就役後、1943年1月23日にフィラデルフィアを出航、2月14日にニューヘブリディーズ諸島エファテ島に到着する。デンバーは3月6日にコロンバンガラ島のビラに対して最初の砲撃を行う。この戦闘で艦隊はビラ・スタンモーア夜戦において日本の駆逐艦「峯雲」および「村雨」を撃沈した。「デンバー」はソロモン諸島における作戦活動を継続し、6月29日、30日にはニュージョージア島侵攻に伴いバラレ島への砲撃を行う。その後は同海域での偵察任務を継続した。

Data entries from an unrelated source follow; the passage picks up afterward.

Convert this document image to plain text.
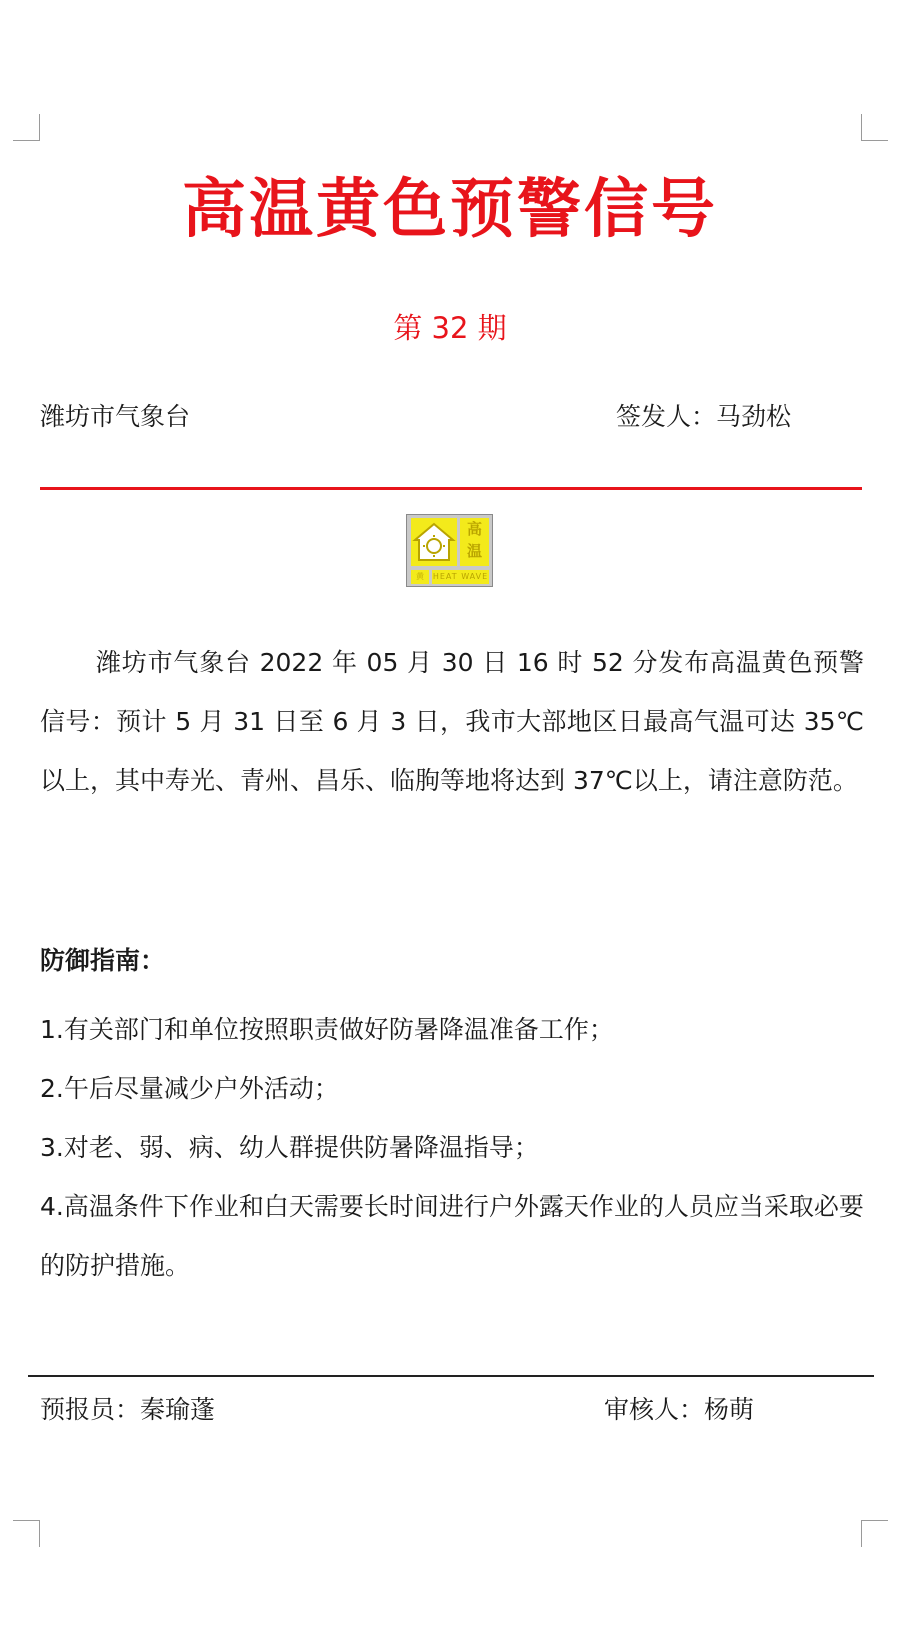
高温黄色预警信号
第 32 期
潍坊市气象台	签发人：马劲松
高
温
黄	HEAT WAVE

潍坊市气象台 2022 年 05 月 30 日 16 时 52 分发布高温黄色预警信号：预计 5 月 31 日至 6 月 3 日，我市大部地区日最高气温可达 35℃以上，其中寿光、青州、昌乐、临朐等地将达到 37℃以上，请注意防范。

防御指南：
1.有关部门和单位按照职责做好防暑降温准备工作；
2.午后尽量减少户外活动；
3.对老、弱、病、幼人群提供防暑降温指导；
4.高温条件下作业和白天需要长时间进行户外露天作业的人员应当采取必要的防护措施。
预报员：秦瑜蓬	审核人：杨萌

1943年10月31日、「デンバー」は第39任務部隊と共にポート・パーヴィスを出航し、ブーゲンビル島タロキナ岬に上陸しようとする日本軍部隊の迎撃に向かった。11月1日から2日にかけて、日本艦隊との間で[注釈 2]ブーゲンビル島沖海戦エンプレス・オーガスタ湾海戦)が生起した[1][2]。この夜戦で日本軍は軽巡洋艦「川内」と駆逐艦「初風」を失い、重巡洋艦2隻および駆逐艦「五月雨」と「白露」が損傷、そのほかに駆逐艦「時雨」などが無傷で離脱していった。「デンバー」は混戦の中で味方の駆逐艦と衝突しかけた上に、第五戦隊(妙高、羽黒)が発射した8インチ砲弾を3発受けたものの、幸運にもそれらは爆発しなかった[3]。この戦闘における功績で「デンバー」は海軍殊勲部隊章を受章した。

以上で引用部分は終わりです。